Ben o zaman medya kulübü başkanıyım. Atatürkçü düşünce kulübü ile kardeş kulüpleriz. Birbirimizin organizasyonları düzenleyip, birlikte hareket ediyoruz. Atatürkçü düşünce kulübü yönetimi o zamanlar perinçekçi ttb’liler tarafından yönetiliyor... biz medya kulübü ise sosyal demokratlardan oluşan öğrencileriz.
Ülkücüler ise esameleri çok okunmayan, ara sıra PKK ile gerginlik yaşayan kişilerdi. Sayıları azdı çünkü.

Günlerden bir gün... Fırat Çakıroğlu ben ve Atatürkçü düşünce topluluğu başkanı arkadaşımla toplantı yapmak istedi, kabul ettik.
Okuldaki kulüp odamızda (biz Atatürkçü düşünce topluluğu ile aynı odayı ortak kullanıyorduk) oturup buluştuk. Kampüsteki PKK’lıların artık iyice azıttığını, buna bir dur demek gerektiğini söyleyerek, birlikte yürüyüş yapmayı teklif etti...
Konuyu değerlendirdik. Aynı rahatsızlıkları yaşadığımızı, Ataol Behramoğlu söyleşisinde pkk’lılar tarafından saldırıya uğradığımızı, aynı hassasiyetleri taşıdığımızı belirterek söz konusu teklifi kabul ettik.
Ardından meşhur ‘Ege’de terörist istemiyoruz’ yürüyüşünü gerçekleştirdik.
Bu yürüyüş Fırat çakıroğlu’nun tamamen fişlendiği yürüyüş olmuştu...

Benim sınıfımda okuyan gül isimli terör sempatizanı bir orospu yürüyüşten fotoğraflar çekmiş, Facebook’ta aynı gün açılan ‘Ege’de faşizm istemiyoruz’ sayfasına Fırat çakıroğlu’nun işaretlendiği fotoğrafları yükleyerek Fırat Çakıroğlu hedef gösterilmiştir. Söz konusu iğrenç sayfa paylaşımlarını sürekli güncellemiştir.
1 sene sonra ise malum olay yaşanmış ve Fırat
Çakıroğlu şehit edilmiştir...

Gelelim bir MHP rezilliğine daha...
Okulda Atatürkçü, sonradan MHP izmir milletvekili adayı olan bir hocam tarafından, okulda çalışan ülkücü bir personelle tanıştırılmıştım.
Bu abiyle aramız çok iyiydi, hala severim.
Ben 2014’te mezun olunca ıvır zıvır işlerle yolumu bulmaya çalışırken bu abi beni aktif olduğu MHP Bornova ilçe başkanlığında çalışmaya davet etmişti. MHP’li ve ülkücü olmadığımı bilmesine rağmen ısrar etmişti, ben de bu ısrarlara dayanamayıp gitmiştim... 2015 genel seçimleri yaklaştığı için beni ısrarla çağırıyorlardı.
Bornova ilçe başkanı ibrahim yayla ile tanıştırıldım. Kendisiyle oturup görüştük. Beni tanıyınca izmir il başkanlığına geçmemin daha faydalı olacağını söylemişti. Burada da başkana ülkücü olmadığımı ifade etmiştim. Saygıyla karşılayıp, milliyetçi ve Atatürkçü duruşumun yeterli olduğunu söylemişti.

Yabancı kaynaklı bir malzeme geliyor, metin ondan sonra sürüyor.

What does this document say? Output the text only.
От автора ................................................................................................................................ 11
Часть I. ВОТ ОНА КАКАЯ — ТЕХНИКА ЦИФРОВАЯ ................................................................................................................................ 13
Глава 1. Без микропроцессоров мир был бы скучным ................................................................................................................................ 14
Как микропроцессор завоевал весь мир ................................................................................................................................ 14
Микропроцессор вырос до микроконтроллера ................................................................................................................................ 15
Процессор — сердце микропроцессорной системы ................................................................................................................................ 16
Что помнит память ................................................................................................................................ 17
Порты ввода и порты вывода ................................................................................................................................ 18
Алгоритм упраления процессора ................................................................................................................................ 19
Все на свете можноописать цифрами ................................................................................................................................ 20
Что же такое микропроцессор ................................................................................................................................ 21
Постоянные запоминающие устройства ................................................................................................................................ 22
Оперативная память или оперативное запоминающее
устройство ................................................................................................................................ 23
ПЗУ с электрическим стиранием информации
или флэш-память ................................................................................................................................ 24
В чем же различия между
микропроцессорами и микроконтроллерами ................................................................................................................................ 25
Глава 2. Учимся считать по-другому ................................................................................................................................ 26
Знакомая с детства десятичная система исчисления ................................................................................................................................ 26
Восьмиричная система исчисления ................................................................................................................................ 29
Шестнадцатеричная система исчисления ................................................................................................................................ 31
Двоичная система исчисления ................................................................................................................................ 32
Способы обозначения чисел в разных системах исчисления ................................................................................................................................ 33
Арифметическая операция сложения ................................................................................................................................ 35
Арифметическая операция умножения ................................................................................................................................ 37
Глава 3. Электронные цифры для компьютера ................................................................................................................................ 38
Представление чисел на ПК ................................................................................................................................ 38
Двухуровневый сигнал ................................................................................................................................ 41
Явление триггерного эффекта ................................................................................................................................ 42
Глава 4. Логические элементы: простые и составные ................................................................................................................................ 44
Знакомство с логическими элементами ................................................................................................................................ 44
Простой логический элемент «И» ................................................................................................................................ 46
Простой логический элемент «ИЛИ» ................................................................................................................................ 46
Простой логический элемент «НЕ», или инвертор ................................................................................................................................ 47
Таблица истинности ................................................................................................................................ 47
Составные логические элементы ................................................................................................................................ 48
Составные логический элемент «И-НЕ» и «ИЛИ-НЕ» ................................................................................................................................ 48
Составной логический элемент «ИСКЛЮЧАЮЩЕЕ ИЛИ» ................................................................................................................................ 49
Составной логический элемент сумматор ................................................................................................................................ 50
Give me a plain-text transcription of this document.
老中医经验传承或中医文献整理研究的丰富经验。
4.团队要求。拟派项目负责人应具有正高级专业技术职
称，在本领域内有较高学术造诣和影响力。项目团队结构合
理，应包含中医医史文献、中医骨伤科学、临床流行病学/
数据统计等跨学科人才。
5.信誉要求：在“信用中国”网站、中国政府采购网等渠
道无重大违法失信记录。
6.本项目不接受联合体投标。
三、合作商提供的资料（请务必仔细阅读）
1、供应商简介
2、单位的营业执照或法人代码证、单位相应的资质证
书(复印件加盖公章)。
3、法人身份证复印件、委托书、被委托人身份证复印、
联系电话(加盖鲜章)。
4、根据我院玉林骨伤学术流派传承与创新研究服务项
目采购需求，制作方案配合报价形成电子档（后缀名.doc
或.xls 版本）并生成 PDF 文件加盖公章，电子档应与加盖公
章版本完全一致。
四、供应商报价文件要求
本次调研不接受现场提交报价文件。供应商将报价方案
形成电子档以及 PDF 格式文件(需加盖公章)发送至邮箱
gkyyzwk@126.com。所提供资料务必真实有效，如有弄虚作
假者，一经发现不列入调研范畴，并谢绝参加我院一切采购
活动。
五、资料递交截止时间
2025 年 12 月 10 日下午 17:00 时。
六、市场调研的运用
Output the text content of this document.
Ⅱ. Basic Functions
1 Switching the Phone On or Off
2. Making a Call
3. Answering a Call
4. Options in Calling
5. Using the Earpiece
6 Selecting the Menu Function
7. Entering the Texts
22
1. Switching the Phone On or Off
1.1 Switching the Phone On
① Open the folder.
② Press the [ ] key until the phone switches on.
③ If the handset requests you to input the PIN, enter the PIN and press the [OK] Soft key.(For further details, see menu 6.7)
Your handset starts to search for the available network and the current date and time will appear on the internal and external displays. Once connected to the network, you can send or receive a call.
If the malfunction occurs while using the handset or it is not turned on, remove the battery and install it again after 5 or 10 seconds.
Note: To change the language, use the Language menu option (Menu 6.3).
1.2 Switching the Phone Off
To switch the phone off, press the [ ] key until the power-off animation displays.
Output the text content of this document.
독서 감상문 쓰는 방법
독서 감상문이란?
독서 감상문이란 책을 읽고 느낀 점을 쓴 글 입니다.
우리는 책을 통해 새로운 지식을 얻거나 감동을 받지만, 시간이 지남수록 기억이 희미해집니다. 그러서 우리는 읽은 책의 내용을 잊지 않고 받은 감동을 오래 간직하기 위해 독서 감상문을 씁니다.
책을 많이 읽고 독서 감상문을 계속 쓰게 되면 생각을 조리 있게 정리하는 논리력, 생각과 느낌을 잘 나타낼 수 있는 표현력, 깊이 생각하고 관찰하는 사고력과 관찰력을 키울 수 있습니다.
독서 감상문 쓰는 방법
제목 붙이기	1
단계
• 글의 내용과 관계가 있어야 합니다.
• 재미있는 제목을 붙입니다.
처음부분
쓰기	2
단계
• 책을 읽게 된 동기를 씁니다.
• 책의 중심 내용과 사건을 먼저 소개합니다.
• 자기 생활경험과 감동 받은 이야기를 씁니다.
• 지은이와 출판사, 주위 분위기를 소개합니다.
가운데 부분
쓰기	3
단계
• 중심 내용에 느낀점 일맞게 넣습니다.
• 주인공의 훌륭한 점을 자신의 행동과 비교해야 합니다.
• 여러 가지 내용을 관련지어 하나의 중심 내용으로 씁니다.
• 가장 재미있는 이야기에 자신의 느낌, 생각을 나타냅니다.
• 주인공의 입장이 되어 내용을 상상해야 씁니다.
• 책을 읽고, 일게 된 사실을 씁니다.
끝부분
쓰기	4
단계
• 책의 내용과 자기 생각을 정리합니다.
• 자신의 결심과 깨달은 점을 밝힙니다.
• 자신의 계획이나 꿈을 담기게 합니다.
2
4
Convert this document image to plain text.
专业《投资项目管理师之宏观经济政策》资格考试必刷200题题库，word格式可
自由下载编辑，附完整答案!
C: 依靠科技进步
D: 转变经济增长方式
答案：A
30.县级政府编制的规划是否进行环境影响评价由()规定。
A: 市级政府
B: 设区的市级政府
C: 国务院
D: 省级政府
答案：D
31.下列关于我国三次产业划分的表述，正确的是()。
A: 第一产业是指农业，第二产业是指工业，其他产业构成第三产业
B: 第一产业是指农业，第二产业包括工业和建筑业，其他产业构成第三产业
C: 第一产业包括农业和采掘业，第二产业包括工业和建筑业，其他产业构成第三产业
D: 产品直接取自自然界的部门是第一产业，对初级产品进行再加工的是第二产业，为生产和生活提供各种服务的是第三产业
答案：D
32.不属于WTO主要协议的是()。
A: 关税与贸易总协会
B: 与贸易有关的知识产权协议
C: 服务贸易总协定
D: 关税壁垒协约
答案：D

izmir il başkanlığında izmir il başkan yardımcısı ile görüşüp basın danışmanlığı görevine başlamıştım. Tamamen para-hizmete dayalı profesyonel bir iş. Orada Ülkü ocaklarında kafası çalışan bir ekiple kadrolaşıp, Harika bir iş çıkarmıştık ki MHP izmir’de gelmiş geçmiş en yüksek oyunu almıştı sanırım...

Parti binasındayım. Milletvekili adayları gelip gidiyor. Şimdi adını vermek istemediğim bir milletvekili adayı ekibiyle birlikte içeri girdi. Bir baktım; Fırat çakıroğlu’nu fişleyen Gül orospusu da yanında, fotoğrafçılığını yapıyor.
Durumu önce yanımda çalışan ülkücü arkadaşlara anlattım. Milletvekili adayının başdanışmanını yanımıza çağırdık. Gül’ü tanıdığımı, fırat’ı Fişleyen kişi olduğunu, göndermezlerse izmir il başkanına durumu rapor edeceğimi belirttim.
Başdanışman hemen göndereceklerini söyledi.
Ertesi gün... adı geçen milletvekili adayının paylaşımlarını takip ediyorum, Çeşme’ye gitmiş... Gül adlı terörist yine yanında.
Girdim gül’ün Twitter hesabına. Tüm paylaşımları terör yanlısı şeyler... çıktılarını alıp, il başkanına çıktım. Tüm bildiklerimi anlattım. Söz konusu adayı acilen çağırdılar, apar topar 1 saat içinde Çeşme’den basmane’deki il binasına geldi. Durumu tekrar izah ettim. Aynı dakika içinde hem gül denen teröristi, hem de önceki gün durumu anlatmama rağmen o orospuyu göndermeyen başdanışmanı postaladılar.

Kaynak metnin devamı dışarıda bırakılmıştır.